The Loneliness After Opening Up

Realising I’ve never truly been loved — and the weight of that truth after allowing myself to be open, vulnerable, and seen.

Sometimes, I think it couldn’t be worse — emotionally speaking.
No friends. No partner. No real, sustained love across my life.

I used to pretend that wasn’t true.
Now I see it. And it’s crushing.

Because I’ve started to let myself feel. I’ve opened up in therapy. I’ve started to show myself in group counselling. And oddly — painfully — that’s when the grief came.

Not because those spaces are unsafe… but because they are.
And for the first time, my body is beginning to realise just how much I never had.

I’ve never truly been loved.

Not by my mother.
Not in friendship.
Not in partnership.
Just tiny glimmers, here and there — mostly from people trained to offer it. Therapists. Counsellors. People who hold space professionally.
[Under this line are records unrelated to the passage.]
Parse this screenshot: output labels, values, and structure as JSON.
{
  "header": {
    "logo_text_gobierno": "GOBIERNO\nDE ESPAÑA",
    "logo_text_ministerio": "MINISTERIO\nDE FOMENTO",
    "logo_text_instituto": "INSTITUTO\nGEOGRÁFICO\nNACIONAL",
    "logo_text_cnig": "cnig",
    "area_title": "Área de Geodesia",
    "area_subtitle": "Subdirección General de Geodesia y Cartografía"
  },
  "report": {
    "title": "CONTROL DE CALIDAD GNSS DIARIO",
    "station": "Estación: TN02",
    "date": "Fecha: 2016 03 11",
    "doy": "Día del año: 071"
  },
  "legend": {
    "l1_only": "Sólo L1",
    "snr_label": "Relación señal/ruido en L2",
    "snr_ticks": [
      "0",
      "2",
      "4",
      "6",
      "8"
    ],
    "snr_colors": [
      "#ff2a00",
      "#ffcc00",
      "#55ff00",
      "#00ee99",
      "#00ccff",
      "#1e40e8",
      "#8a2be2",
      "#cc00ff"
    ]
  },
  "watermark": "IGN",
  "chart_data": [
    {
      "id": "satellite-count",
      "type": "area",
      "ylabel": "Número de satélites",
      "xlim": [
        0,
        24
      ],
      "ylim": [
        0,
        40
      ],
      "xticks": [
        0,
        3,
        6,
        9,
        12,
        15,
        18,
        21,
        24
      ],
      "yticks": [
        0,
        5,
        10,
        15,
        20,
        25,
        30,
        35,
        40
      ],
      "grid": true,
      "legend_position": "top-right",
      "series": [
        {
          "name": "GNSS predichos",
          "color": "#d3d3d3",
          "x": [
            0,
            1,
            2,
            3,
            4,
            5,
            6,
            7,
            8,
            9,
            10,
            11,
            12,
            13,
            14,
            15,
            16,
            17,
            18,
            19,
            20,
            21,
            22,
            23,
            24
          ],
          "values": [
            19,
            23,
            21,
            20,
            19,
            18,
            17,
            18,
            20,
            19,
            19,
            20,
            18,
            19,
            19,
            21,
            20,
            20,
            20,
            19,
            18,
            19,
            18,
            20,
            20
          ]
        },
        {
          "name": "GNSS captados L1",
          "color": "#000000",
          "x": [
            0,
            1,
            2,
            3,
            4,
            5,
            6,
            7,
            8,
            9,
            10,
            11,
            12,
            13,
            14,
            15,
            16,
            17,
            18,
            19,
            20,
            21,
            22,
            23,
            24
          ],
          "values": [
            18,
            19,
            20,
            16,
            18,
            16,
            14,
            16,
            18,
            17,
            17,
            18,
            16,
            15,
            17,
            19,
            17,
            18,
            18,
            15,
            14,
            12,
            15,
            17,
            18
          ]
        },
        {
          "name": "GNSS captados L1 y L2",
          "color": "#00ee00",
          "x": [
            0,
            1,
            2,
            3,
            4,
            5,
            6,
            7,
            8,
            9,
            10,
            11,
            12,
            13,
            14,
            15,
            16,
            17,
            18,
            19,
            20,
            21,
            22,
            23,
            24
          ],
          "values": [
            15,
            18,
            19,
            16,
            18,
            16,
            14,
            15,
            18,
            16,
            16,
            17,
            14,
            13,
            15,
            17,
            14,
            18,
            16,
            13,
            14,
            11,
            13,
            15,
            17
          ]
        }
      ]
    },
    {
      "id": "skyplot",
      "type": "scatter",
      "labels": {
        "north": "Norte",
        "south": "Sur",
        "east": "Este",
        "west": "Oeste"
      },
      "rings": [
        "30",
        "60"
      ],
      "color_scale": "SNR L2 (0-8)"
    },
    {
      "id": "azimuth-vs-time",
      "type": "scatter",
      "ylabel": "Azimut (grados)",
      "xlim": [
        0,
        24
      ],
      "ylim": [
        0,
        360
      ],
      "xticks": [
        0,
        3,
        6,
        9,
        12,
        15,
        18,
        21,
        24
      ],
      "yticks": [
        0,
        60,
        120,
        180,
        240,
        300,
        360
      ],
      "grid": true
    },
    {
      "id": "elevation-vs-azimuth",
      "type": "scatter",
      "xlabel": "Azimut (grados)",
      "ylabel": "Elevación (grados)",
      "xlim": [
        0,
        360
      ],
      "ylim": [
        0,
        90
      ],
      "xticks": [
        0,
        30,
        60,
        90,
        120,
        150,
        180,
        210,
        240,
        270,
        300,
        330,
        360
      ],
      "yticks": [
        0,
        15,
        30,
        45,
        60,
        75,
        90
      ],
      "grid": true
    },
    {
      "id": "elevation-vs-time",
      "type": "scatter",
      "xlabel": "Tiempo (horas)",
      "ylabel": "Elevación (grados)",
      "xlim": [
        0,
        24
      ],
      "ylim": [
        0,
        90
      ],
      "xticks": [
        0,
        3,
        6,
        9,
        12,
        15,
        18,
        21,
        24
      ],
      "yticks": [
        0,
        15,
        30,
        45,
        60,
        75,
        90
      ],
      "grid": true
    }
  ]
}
And now that I know what it feels like to be met, even a little…
I see the void that came before. The gap where love should have been.
And I’m exhausted. Not just tired — deeply drained. As if my whole nervous system is catching up to the truth it’s spent a lifetime avoiding.

And yeah — I’m eating half a lemon drizzle cake.
Not because I’m hungry, but because I need something to hold me.
Something soft. Something sweet. Something that doesn’t abandon me.

I don’t think people realise what it does to a person — to go unloved for decades, and then be judged for how that pain shows up.
I was desperate for connection. And instead of care, I was often mocked. Dismissed. Seen as less. Like my loneliness made me defective.

But it didn’t. It made me human.

I acted out not because I was flawed — but because I was starved.
Starved of love. Starved of reflection. Starved of safety.

And now that I’m finally learning what those things feel like…
Now that I feel a sense of love in my training group…
I realise how much I’ve missed.

And it breaks me.

Not in a way that destroys me.
But in a way that reveals me.
In a way that says, “Yes, this is grief. But you’re finally feeling it now. That’s how it heals.”

So I’ll sit here. Full of lemon cake. Full of sadness.
Not because I’m failing.
But because I’m finally beginning to grieve the life I never got
And maybe, slowly, open the door to one I can still create.